Vetrina. “Il nodo del suono”
Le “stanze” segrete della poesia di Argia Maina.
In un film di qualche anno fa, dal titolo White Oleander (ispirato a un libro omonimo), una ragazza – la protagonista – racchiudeva i propri ricordi all’interno di quattro valigie dipinte e “arredate” con ciò che la sua mente associava agli avvenimenti trascorsi. La memoria diveniva una stanza chiusa da due cerniere, un caos messo in scatola da portare con sé oppure, meglio ancora, riporre in un angolo.
Leggendo Il nodo del suono di Argia Maina, breve (ma preziosissima) raccolta di poesie pubblicata da ‘round midnight edizioni, si ricava la stessa sensazione: quella di entrare in posti chiusi, privati e soprattutto passati, scartabellando fra le vecchie pagine che ne rappresentano l’archivio e restituiscono l’eco.
Ma, come il frutto viene dall’albero, il procedimento con cui l’autrice racconta di aver scritto le sue composizioni è simile alla stessa discesa nel ripostiglio compiuta dal lettore quando decide di seguire i suoi versi: Argia Maina trae ispirazione dall’ascolto di alcune musicassette, supporto fuori dal tempo – dal nostro – e proprio per questo in grado di dare forma a un codice di suggestioni e sensazioni universalmente condivisibile. E – cosa che non esclude affatto quanto appena detto – straordinariamente personale.
De Il nodo del suono stupisce l’assenza di retorica con cui è restituito il trompe l’oeil che unisce la visione dell’intimo a quella del pubblico: dal ritratto partenopeo de La mia piccola Babilonia – “Impreca madonne celesti / cala cesti dal terzo piano” – all’introspezione di Chet – “La borsa rovesciata sul / pavimento / vomita oggetti e ne rivela il / senso / come i lineamenti di certi visi” – lo sguardo s’alterna fra interni ed esterni come nelle facciate malinconiche dipinte da Hopper. Argia Maina costruisce un discorso originale che pure ricorda, nei suoi vari incipit, la ‘maniera’ di Eugenio Montale – “Hai gli occhi di chi ha attraversato la nebbia”, che ripete il titolo nei primi due versi – e, per quanto a un livello solo superficiale, gli scenari à la Vasco Brondi – “Gli sbuffi della centrale / elettrica / incorniciano binari morti”.

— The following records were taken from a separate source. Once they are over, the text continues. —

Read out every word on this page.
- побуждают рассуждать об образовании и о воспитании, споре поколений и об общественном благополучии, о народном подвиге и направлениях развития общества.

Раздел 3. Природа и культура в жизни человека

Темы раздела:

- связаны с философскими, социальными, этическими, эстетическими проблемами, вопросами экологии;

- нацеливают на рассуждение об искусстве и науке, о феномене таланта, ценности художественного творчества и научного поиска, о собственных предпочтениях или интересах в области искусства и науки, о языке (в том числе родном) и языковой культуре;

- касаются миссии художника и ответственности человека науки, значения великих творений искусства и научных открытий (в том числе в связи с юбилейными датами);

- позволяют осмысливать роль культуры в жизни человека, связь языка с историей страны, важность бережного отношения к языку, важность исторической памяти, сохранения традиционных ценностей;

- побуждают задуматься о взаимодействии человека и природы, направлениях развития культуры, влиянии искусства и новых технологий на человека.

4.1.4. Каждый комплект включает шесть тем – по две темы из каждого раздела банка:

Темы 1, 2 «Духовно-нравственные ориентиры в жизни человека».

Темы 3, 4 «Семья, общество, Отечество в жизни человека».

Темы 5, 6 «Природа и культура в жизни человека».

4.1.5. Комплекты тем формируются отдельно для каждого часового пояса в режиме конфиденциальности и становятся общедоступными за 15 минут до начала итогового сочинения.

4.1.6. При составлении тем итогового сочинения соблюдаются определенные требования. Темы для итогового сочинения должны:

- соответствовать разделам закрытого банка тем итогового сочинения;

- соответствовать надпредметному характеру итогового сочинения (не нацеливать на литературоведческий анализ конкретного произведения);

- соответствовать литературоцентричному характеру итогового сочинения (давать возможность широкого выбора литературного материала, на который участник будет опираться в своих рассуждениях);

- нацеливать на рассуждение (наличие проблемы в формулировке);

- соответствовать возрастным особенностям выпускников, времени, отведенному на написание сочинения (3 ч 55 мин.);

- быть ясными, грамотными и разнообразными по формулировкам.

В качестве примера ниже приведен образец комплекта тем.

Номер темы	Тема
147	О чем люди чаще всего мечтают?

Nel suo viaggio sui fondali della memoria musicale, chi scrive ha raccolto un mondo segreto, una visuale precisa e unica – “33 giri a vuoto per spiegarti / che / la posta non va letta nei / giorni di festa / e le nubi non vanno guardate / dal verso giusto” – che arriva ai potenziali lettori in veste di dono. Da conquistare, scartare e custodire con cura assoluta.